Thursday, November 17, 2011

Sundown

How I miss Liverpool, how I miss the city life.

I am a city boy through and through.

I love the fast pace.

I love the sound of the sirens, the traffic, the beautiful notes produced by commerce and trade, the constant interruptions caused by business ringtones on the latest smart phones.

I love all major Cities.

I operate better in them.

But most of all?

I do miss the city that’s in my heart.

Liverpool.

There is a saying that says you can take the boy out of Liverpool, but you can’t take Liverpool out of the boy.

And I know just how true that is.

But for now?

I don’t live there.

I remember the first time I returned home to Liverpool within a week of moving to my appointment in the north East.

I was so homesick, I had to just get in the car and drive back to the city.

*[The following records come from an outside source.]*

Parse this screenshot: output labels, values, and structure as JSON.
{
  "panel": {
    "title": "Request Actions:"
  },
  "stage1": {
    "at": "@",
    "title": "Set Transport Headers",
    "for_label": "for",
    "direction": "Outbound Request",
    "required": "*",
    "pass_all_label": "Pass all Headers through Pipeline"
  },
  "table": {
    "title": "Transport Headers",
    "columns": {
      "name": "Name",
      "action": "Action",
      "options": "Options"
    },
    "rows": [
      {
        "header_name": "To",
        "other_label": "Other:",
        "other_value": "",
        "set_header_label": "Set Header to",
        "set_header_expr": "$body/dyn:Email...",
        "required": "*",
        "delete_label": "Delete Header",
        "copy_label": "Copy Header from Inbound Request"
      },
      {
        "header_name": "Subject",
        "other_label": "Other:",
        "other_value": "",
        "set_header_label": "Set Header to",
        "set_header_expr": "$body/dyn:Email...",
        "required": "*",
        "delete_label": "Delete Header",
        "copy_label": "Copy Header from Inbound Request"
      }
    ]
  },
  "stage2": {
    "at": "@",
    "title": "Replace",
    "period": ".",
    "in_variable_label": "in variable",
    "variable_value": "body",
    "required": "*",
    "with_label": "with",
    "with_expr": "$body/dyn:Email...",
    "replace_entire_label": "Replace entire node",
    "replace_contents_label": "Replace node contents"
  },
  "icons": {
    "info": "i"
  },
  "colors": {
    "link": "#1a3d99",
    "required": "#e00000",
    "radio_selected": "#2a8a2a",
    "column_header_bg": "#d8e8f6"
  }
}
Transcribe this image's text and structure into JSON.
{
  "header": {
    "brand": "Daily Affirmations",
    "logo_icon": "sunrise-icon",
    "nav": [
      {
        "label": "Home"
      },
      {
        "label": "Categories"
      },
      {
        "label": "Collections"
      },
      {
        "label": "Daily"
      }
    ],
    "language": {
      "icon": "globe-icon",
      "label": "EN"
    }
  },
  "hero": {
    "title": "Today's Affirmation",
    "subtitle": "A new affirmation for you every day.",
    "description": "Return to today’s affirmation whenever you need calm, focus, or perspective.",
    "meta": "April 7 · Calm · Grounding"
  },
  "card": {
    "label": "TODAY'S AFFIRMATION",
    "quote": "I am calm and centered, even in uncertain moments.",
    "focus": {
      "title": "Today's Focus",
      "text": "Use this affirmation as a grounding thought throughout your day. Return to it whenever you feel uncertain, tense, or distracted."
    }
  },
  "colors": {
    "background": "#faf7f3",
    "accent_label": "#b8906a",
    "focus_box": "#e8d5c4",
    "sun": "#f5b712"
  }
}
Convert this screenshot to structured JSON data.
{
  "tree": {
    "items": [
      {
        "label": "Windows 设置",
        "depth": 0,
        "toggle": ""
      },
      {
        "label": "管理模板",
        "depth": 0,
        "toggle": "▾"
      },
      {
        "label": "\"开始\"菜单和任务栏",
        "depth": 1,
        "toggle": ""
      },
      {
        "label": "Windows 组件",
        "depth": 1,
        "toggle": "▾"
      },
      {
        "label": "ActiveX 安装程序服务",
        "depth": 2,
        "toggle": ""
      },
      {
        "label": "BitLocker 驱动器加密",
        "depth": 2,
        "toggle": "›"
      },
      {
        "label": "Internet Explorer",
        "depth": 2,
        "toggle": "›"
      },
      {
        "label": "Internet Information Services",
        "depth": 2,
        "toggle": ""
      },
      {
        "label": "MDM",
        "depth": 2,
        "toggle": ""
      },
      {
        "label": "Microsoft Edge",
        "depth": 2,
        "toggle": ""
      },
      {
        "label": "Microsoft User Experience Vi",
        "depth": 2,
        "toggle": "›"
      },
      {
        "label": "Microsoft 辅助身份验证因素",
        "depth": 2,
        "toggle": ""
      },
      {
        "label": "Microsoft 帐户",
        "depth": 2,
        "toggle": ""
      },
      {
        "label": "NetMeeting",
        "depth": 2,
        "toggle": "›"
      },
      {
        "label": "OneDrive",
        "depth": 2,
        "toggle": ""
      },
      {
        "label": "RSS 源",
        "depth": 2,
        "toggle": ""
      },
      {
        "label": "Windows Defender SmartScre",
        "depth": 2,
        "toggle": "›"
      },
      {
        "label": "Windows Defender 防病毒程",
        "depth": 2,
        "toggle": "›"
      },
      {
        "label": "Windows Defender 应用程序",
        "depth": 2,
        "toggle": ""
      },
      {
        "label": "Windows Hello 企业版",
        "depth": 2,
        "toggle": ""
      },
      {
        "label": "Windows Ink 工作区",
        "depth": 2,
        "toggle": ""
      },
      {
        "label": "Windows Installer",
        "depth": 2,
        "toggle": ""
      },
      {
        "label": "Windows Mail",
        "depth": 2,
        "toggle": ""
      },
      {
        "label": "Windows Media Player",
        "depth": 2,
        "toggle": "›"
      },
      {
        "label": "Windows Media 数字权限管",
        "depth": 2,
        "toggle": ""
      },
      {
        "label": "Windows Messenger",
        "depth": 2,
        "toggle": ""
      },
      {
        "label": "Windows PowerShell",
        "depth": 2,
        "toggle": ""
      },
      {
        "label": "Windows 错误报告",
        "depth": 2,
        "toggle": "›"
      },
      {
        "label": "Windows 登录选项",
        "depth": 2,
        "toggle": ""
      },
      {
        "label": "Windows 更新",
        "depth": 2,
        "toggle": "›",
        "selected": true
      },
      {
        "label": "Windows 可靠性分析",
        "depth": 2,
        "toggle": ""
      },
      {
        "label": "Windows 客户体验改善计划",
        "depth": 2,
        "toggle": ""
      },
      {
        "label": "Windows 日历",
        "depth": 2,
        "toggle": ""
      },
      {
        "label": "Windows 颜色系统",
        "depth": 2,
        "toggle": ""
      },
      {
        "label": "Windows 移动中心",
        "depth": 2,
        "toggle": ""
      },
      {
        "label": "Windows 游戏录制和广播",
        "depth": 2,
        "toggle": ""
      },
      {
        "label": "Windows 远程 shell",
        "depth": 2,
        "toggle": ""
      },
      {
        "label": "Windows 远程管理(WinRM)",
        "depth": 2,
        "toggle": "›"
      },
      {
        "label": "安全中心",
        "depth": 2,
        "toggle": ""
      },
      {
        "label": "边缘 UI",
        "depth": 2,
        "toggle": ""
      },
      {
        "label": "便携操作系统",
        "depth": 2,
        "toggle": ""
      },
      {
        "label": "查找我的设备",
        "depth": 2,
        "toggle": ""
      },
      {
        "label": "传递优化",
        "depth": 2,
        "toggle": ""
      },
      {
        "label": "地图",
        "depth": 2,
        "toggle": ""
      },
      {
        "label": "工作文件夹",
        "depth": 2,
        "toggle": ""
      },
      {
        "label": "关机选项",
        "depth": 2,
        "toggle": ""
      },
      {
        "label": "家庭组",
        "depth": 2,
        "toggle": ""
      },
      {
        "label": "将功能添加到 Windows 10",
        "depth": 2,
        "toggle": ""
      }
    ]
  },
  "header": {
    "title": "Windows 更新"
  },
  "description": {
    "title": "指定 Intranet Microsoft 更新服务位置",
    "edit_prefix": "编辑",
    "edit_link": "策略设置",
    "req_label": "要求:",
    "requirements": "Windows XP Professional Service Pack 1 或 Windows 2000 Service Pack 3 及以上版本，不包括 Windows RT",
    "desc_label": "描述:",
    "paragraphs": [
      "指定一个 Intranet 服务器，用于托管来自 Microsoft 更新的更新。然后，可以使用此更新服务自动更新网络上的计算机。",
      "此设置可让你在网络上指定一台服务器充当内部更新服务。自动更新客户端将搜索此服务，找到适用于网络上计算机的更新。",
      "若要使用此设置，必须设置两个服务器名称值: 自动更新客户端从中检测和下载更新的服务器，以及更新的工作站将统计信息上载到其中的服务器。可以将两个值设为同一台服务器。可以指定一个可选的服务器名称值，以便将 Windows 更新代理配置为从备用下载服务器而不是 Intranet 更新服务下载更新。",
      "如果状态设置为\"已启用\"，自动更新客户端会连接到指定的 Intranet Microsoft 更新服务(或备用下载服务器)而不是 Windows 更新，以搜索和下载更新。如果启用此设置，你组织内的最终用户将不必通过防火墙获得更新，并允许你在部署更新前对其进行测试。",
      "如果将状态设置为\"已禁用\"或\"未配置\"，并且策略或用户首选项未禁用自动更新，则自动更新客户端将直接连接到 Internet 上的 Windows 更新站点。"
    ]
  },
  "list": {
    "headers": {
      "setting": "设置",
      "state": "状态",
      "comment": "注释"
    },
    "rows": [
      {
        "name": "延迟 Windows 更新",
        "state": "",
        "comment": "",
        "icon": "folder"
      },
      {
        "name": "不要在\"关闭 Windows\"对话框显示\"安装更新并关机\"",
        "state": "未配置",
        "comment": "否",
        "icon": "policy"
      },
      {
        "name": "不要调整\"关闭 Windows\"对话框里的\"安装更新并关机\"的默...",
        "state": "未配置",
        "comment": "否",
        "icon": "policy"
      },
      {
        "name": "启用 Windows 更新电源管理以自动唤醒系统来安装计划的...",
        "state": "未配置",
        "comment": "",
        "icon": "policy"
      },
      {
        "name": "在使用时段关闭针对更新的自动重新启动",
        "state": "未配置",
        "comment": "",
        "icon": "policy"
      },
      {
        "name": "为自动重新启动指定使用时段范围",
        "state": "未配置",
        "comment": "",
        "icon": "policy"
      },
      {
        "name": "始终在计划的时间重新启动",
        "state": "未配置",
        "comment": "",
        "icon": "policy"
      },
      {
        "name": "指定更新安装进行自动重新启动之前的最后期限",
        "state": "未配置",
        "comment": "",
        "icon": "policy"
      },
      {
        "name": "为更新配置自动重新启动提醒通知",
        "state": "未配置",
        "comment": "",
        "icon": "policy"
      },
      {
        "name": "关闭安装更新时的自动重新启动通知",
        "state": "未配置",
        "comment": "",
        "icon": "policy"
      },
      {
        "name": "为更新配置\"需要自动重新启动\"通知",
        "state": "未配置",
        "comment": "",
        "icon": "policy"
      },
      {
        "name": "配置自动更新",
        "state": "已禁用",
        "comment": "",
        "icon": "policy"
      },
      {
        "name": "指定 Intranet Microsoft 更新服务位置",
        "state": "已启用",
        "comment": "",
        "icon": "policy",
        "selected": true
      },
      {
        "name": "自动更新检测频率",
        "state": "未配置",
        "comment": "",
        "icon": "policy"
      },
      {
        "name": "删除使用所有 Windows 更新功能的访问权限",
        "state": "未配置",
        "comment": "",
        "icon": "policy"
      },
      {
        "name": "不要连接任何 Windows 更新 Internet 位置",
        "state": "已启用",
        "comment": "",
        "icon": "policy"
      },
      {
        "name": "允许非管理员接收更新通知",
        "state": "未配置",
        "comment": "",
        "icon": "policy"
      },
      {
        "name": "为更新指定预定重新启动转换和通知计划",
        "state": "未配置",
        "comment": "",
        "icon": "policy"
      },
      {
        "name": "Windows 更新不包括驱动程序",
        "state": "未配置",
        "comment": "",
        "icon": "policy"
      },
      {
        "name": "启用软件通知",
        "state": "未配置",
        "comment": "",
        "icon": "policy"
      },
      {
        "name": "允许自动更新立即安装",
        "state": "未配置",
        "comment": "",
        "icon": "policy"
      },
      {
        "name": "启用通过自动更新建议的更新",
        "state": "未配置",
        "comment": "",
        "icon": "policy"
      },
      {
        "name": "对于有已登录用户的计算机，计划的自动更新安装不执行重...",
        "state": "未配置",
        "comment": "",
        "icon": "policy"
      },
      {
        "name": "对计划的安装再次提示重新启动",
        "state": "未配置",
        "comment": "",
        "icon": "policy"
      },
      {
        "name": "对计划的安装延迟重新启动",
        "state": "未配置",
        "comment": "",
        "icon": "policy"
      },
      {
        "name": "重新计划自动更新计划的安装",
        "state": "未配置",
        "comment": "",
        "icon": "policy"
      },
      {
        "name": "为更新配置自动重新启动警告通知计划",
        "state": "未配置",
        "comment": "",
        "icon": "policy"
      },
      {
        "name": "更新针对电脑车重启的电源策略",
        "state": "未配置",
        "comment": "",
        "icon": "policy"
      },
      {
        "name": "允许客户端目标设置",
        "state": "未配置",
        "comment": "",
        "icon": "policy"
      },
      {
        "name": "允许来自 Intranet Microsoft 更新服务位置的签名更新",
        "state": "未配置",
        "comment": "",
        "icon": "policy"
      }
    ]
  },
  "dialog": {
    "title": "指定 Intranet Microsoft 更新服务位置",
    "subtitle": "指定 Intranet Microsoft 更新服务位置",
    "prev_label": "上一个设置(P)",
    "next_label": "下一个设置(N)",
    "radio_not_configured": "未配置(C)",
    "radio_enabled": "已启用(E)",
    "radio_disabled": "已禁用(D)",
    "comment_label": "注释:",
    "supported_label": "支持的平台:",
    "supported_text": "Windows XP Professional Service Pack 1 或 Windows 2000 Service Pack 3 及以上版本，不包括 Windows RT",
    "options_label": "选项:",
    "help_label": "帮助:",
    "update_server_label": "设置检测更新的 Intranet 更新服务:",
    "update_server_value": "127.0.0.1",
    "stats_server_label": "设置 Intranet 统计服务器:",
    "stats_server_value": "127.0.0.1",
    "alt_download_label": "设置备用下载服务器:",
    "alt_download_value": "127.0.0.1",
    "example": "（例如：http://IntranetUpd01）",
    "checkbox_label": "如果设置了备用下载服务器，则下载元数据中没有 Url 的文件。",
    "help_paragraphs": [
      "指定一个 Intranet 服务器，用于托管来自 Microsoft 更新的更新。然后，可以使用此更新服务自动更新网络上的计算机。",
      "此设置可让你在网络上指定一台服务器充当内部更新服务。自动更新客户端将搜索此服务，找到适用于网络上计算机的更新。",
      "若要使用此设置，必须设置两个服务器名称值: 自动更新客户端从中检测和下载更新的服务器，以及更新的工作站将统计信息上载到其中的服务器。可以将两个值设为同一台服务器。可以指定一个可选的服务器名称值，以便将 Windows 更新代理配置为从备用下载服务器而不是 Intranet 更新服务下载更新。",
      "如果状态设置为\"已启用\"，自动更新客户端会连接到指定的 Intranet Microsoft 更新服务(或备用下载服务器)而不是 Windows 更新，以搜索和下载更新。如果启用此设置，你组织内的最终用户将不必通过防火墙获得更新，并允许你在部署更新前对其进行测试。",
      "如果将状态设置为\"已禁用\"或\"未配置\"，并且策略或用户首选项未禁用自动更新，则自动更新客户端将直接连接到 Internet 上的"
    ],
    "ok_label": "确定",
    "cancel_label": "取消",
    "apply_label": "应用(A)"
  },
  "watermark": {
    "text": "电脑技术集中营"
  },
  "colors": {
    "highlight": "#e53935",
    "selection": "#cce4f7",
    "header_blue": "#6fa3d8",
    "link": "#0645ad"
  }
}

That was nearly four years ago.

I remember the drive well.

It was a gorgeous summer evening. The sun had been staring down on earth from its constantly changing position in a cloudless almost aqua-marine blue sky.
As I drove smoothly on an almost traffic less M6 motorway, I approached the City of my childhood, the city of my youth, the city that was my home for the largest part of my life so far.

As I approached the end of the motorway the sun began to set.

It seemed to increase in size as it descended toward the precision straight line of the horizon.

Its colour also seemed to become deep red, a deep red that was so deep it soothed your eyes with its beauty.
And it was then that I heard God’s voice.

I heard him speak into my mind, but more importantly I heard his voice deep in my heart.

His words were like golden oil.

“You need to let the sun go down on Liverpool.” I have work for you to do elsewhere. One day you will return when the time is right.”

This week I’ve been speaking in various places in the UK. God has been moving.

I noticed that I prayed with a number of people who were in the situation I am describing. Do I stay or do I go? This seemed to be a common thread in what people were asking for prayer for.

Not just for geographical moves, but people wanting to move on from situations that they had hung around, or let hang around them, for maybe too long.

Do I stay or do I go?

It’s a hard question. I obviously can't answer that.

God has the answers to that.

But I do know this, that sometimes there is a time that comes where we have to draw the line on something.

Of course the closer to our heart that the situation is that we face, the more difficult to actually let it go.

But you know, I feel spiritually compelled to write this tonight, so I guess someone reading this tonight will know God is speaking to you.

Here is a scripture to help you clarify some things maybe?

“No one who puts a hand to the plough and looks back is fit for service in the kingdom of God.” Luke 9: 62

God has so much for us in the future.

There is so much to do.

And no matter how hard it is we need to stop ourselves from looking back. I was getting tied up in knots when I kept looking back to the place I love the most on the planet.

I had to let go.

I had to let the sun go down on it.

I had to close that chapter.

And open a new one.

While I wasn’t letting the sun go down, I was not fit for work. Well I did it, but I wasn’t as sharp as God needed me to be.

Here is what the Spirit of God says tonight.

Be full of courage and draw the line. Put your hand to the plough, move into the future boldly and confidently. Even if you don’t know what’s waiting there, in the future, I’m there so come, claim what I have for you.

Do not look back.

Let the sun go down on what you know needs to be finished.